Prior to this commit flock(2) would get sent to the server as a
fcntl(2)-style lock with the lock owner field set to stack garbage.
Sponsored by: The FreeBSD Foundation
This bit tells the server that we're not sure which uid, gid, and/or pid
originated the write. I don't know of a single file system that cares, but
it's part of the protocol.
Sponsored by: The FreeBSD Foundation
* Prefer std::unique_ptr to raw pointers
* Prefer pass-by-reference to pass-by-pointer
* Prefer static_cast to C-style cast, unless it's too much typing
Reported by: ngie
Sponsored by: The FreeBSD Foundation
* Fix printf format strings on 32-bit OSes
* Fix -Wclass-memaccess violation on GCC-8 caused by using memset on an object
of non-trivial type.
* Fix memory leak in MockFS::init
* Fix -Wcast-align error on i386 in expect_readdir
* Fix some heterogenous comparison errors on 32-bit OSes.
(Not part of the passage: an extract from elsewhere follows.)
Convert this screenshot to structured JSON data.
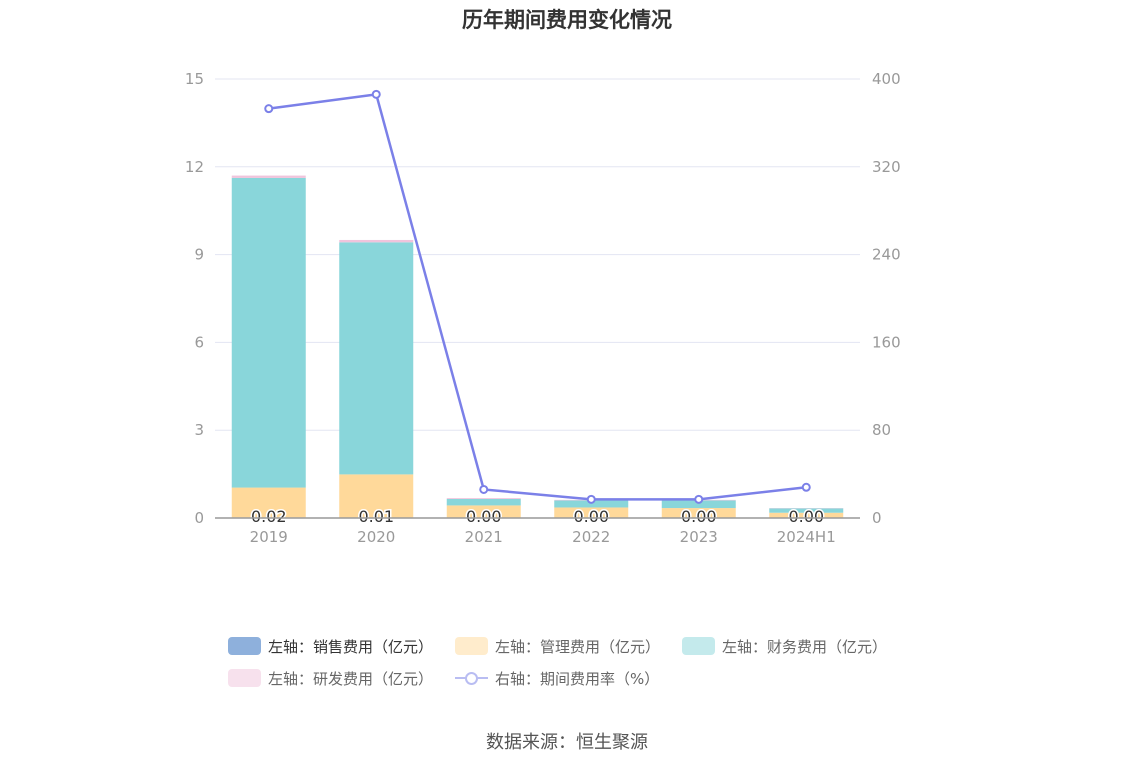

Sponsored by: The FreeBSD Foundation
* Only build the tests on platforms with C++14 support
* Fix an undefined symbol error on lint builds
* Remove an unused function: fiov_clear
Sponsored by: The FreeBSD Foundation
If a daemon sets the FUSE_ASYNC_READ flag during initialization, then the
client is allowed to issue multiple concurrent reads for the same file
handle. Otherwise concurrent reads are not allowed. This commit implements
it. Previously we unconditionally disallowed concurrent reads.
Sponsored by: The FreeBSD Foundation
This commit adds the VOPs needed by userspace NFS servers (tested with
net/unfs3). More work is needed to make the in-kernel nfsd work, because of
its stateless nature. It doesn't open files prior to doing I/O. Also, the
NFS-related VOPs currently ignore the entry cache.